前一腳才發現連個小屁孩的思想覺悟都如此之高,面對親爹屍體都能說出“死得好”這種話,後一腳就被警部說要向社長反映他的“思想問題”,江戶川亂步垂頭喪氣地蹲在路邊,開始懷疑人生。
蹲在他旁邊的奈奈看了他一眼,感覺他好像很忙的樣子,於是也繼續蹲自己的,咬著手指頭開始思考自己的人生。
跑了三條街終於買到了711三明治的國木田回來的時候,就見到一大一小兩個蘿卜蹲在路邊迎接他。
哦不,或許不是在迎接他。
在看見亂步“剛剛才還想起有這麼個人”,以及奈奈“大哥你誰”的目光時,他意識到這兩個蘿卜大概隻是單純地在路邊蹲著。
“蘿卜先……咳、亂步先生,您的三明治。”國木田將買回來的三明治遞給了亂步,用一聲生硬的咳嗽掩飾了一下自己的嘴瓢,“案件的情況怎麼樣了?”
他並不抱希望的問道,意思一下走個形式。
畢竟雖然才來偵探社幹了兩個月,但他也已經清楚了亂步“除了破案什麼也不管”的性格,和警方打交道這種事情,一向都是與他同行的人來負責的。
已經做好聽見亂步回答“那種事情你們自己去解決啦”的準備,國木田心平氣和地推了推眼鏡,然後不出所料地聽見亂步沒什麼幹勁地說道:
“被投訴了。

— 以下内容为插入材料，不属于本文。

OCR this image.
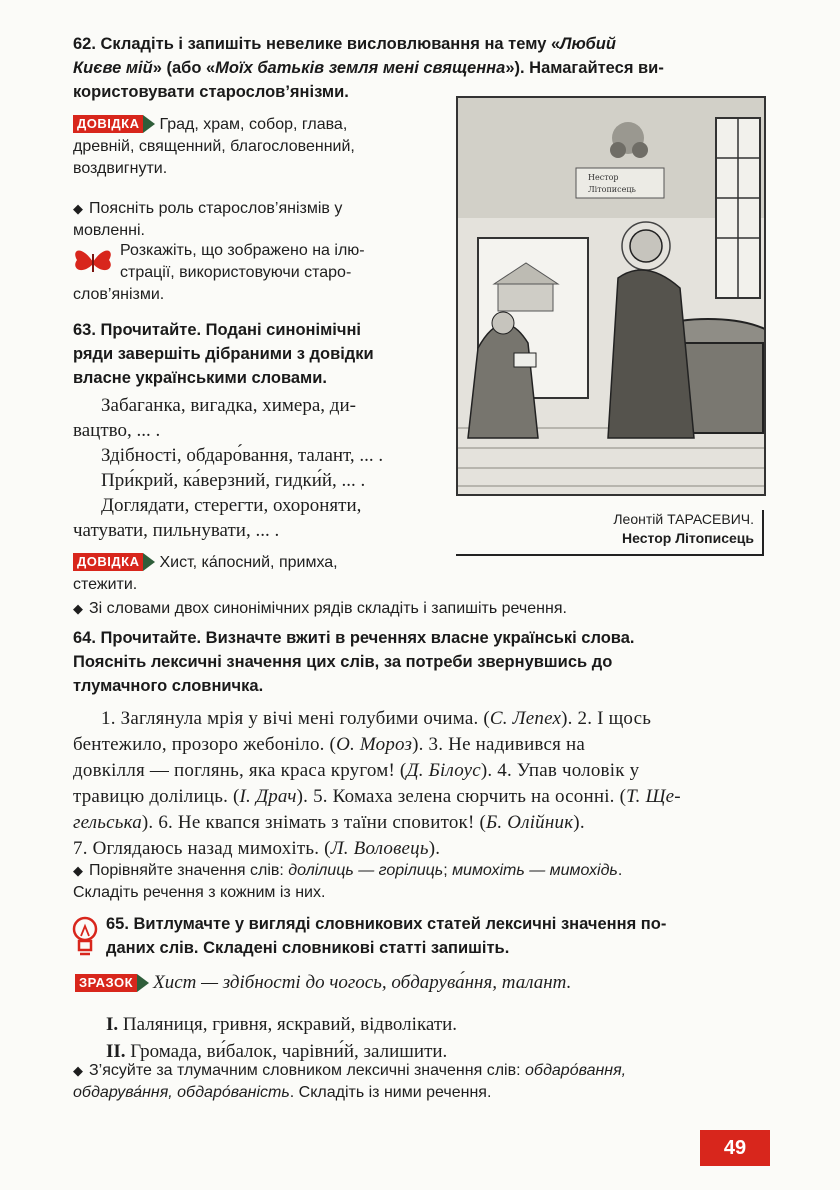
62. Складіть і запишіть невелике висловлювання на тему «Любий
Києве мій» (або «Моїх батьків земля мені священна»). Намагайтеся ви-
користовувати старослов’янізми.
ДОВІДКА Град, храм, собор, глава,
древній, священний, благословенний,
воздвигнути.
◆ Поясніть роль старослов’янізмів у
мовленні.
Розкажіть, що зображено на ілю-
страції, використовуючи старо-
слов’янізми.
63. Прочитайте. Подані синонімічні
ряди завершіть дібраними з довідки
власне українськими словами.
Забаганка, вигадка, химера, ди-
вацтво, ... .
Здібності, обдаро́вання, талант, ... .
При́крий, ка́верзний, гидки́й, ... .
Доглядати, стерегти, охороняти,
чатувати, пильнувати, ... .
ДОВІДКА Хист, ка́посний, примха,
стежити.
◆ Зі словами двох синонімічних рядів складіть і запишіть речення.
Нестор
Літописець
Леонтій ТАРАСЕВИЧ.
Нестор Літописець
64. Прочитайте. Визначте вжиті в реченнях власне українські слова.
Поясніть лексичні значення цих слів, за потреби звернувшись до
тлумачного словничка.
1. Заглянула мрія у вічі мені голубими очима. (С. Лепех). 2. І щось
бентежило, прозоро жебоніло. (О. Мороз). 3. Не надивився на
довкілля — поглянь, яка краса кругом! (Д. Білоус). 4. Упав чоловік у
травицю долілиць. (І. Драч). 5. Комаха зелена сюрчить на осонні. (Т. Ще-
гельська). 6. Не квапся знімать з таїни сповиток! (Б. Олійник).
7. Оглядаюсь назад мимохіть. (Л. Воловець).
◆ Порівняйте значення слів: долілиць — горілиць; мимохіть — мимохідь.
Складіть речення з кожним із них.
65. Витлумачте у вигляді словникових статей лексичні значення по-
даних слів. Складені словникові статті запишіть.
ЗРАЗОК Хист — здібності до чогось, обдарува́ння, талант.
І. Паляниця, гривня, яскравий, відволікати.
ІІ. Громада, ви́балок, чарівни́й, залишити.
◆ З’ясуйте за тлумачним словником лексичні значення слів: обдаро́вання,
обдарува́ння, обдаро́ваність. Складіть із ними речення.
49
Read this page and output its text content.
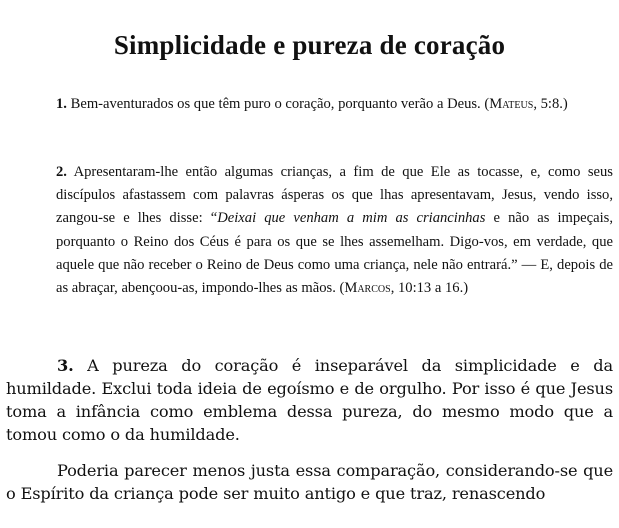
Simplicidade e pureza de coração

1. Bem-aventurados os que têm puro o coração, porquanto verão a Deus. (Mateus, 5:8.)

2. Apresentaram-lhe então algumas crianças, a fim de que Ele as tocasse, e, como seus discípulos afastassem com palavras ásperas os que lhas apresentavam, Jesus, vendo isso, zangou-se e lhes disse: “Deixai que venham a mim as criancinhas e não as impeçais, porquanto o Reino dos Céus é para os que se lhes assemelham. Digo-vos, em verdade, que aquele que não receber o Reino de Deus como uma criança, nele não entrará.” — E, depois de as abraçar, abençoou-as, impondo-lhes as mãos. (Marcos, 10:13 a 16.)

3. A pureza do coração é inseparável da simplicidade e da humildade. Exclui toda ideia de egoísmo e de orgulho. Por isso é que Jesus toma a infância como emblema dessa pureza, do mesmo modo que a tomou como o da humildade.

Poderia parecer menos justa essa comparação, considerando-se que o Espírito da criança pode ser muito antigo e que traz, renascendo
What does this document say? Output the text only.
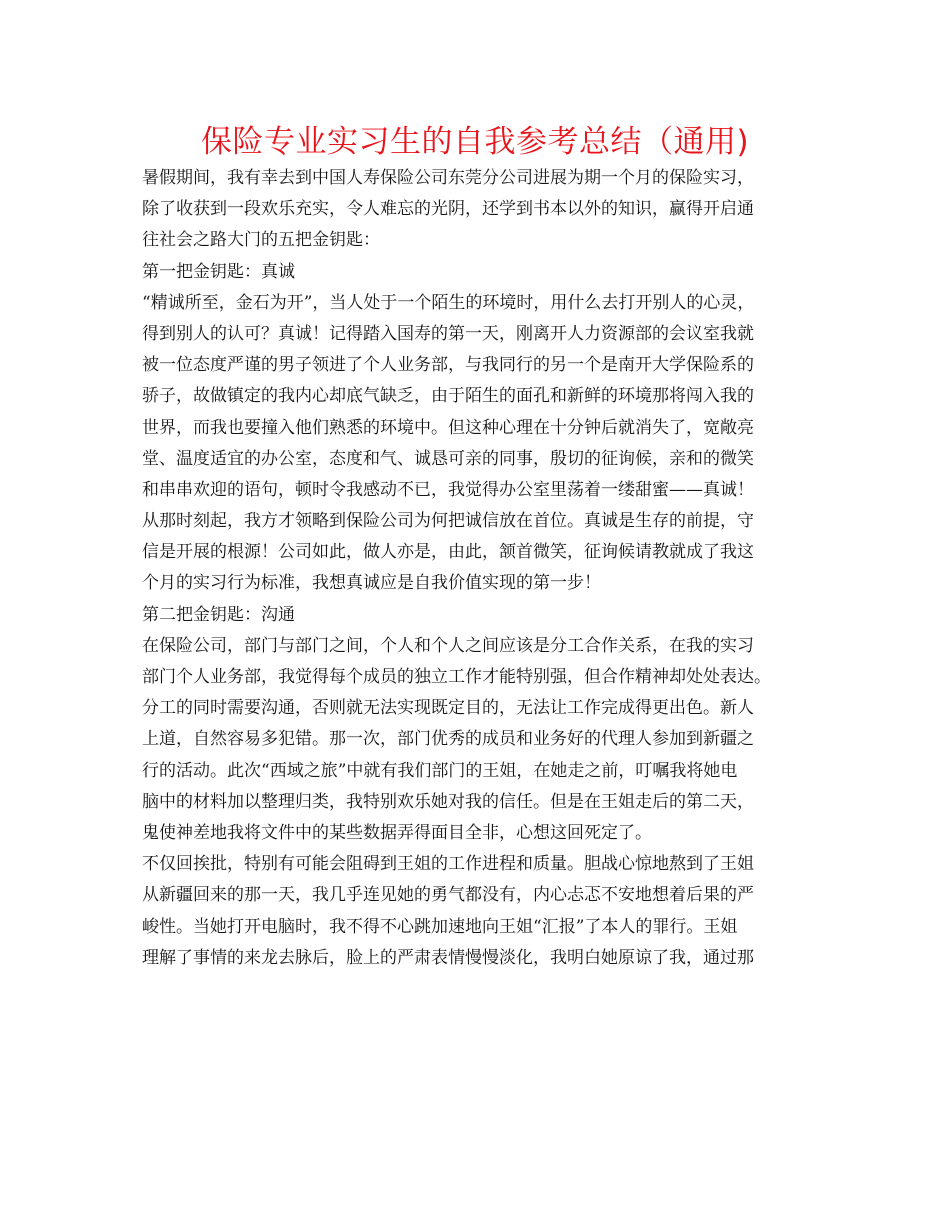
保险专业实习生的自我参考总结（通用)
暑假期间，我有幸去到中国人寿保险公司东莞分公司进展为期一个月的保险实习，
除了收获到一段欢乐充实，令人难忘的光阴，还学到书本以外的知识，赢得开启通
往社会之路大门的五把金钥匙：
第一把金钥匙：真诚
“精诚所至，金石为开”，当人处于一个陌生的环境时，用什么去打开别人的心灵，
得到别人的认可？真诚！记得踏入国寿的第一天，刚离开人力资源部的会议室我就
被一位态度严谨的男子领进了个人业务部，与我同行的另一个是南开大学保险系的
骄子，故做镇定的我内心却底气缺乏，由于陌生的面孔和新鲜的环境那将闯入我的
世界，而我也要撞入他们熟悉的环境中。但这种心理在十分钟后就消失了，宽敞亮
堂、温度适宜的办公室，态度和气、诚恳可亲的同事，殷切的征询候，亲和的微笑
和串串欢迎的语句，顿时令我感动不已，我觉得办公室里荡着一缕甜蜜——真诚！
从那时刻起，我方才领略到保险公司为何把诚信放在首位。真诚是生存的前提，守
信是开展的根源！公司如此，做人亦是，由此，颔首微笑，征询候请教就成了我这
个月的实习行为标准，我想真诚应是自我价值实现的第一步！
第二把金钥匙：沟通
在保险公司，部门与部门之间，个人和个人之间应该是分工合作关系，在我的实习
部门个人业务部，我觉得每个成员的独立工作才能特别强，但合作精神却处处表达。
分工的同时需要沟通，否则就无法实现既定目的，无法让工作完成得更出色。新人
上道，自然容易多犯错。那一次，部门优秀的成员和业务好的代理人参加到新疆之
行的活动。此次“西域之旅”中就有我们部门的王姐，在她走之前，叮嘱我将她电
脑中的材料加以整理归类，我特别欢乐她对我的信任。但是在王姐走后的第二天，
鬼使神差地我将文件中的某些数据弄得面目全非，心想这回死定了。
不仅回挨批，特别有可能会阻碍到王姐的工作进程和质量。胆战心惊地熬到了王姐
从新疆回来的那一天，我几乎连见她的勇气都没有，内心忐忑不安地想着后果的严
峻性。当她打开电脑时，我不得不心跳加速地向王姐“汇报”了本人的罪行。王姐
理解了事情的来龙去脉后，脸上的严肃表情慢慢淡化，我明白她原谅了我，通过那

”
國木田:“嗯……嗯???”
“……隻是把這個小鬼帶到命案現場了而已,那個青木警部就說要去找社長投訴我!”意識到有了抱怨的人,亂步一下子拔高了音量,不滿地揮動著雙手,帶著肩頭的披風都飄了起來,“什麼‘思想’……什麼什麼的、名偵探隻要負責解決案子不就行了嗎!像這種細枝末節的小事情根本無所謂吧!”
“這個小鬼”……?
國木田把視線移到了亂步身邊的小蘿卜身上。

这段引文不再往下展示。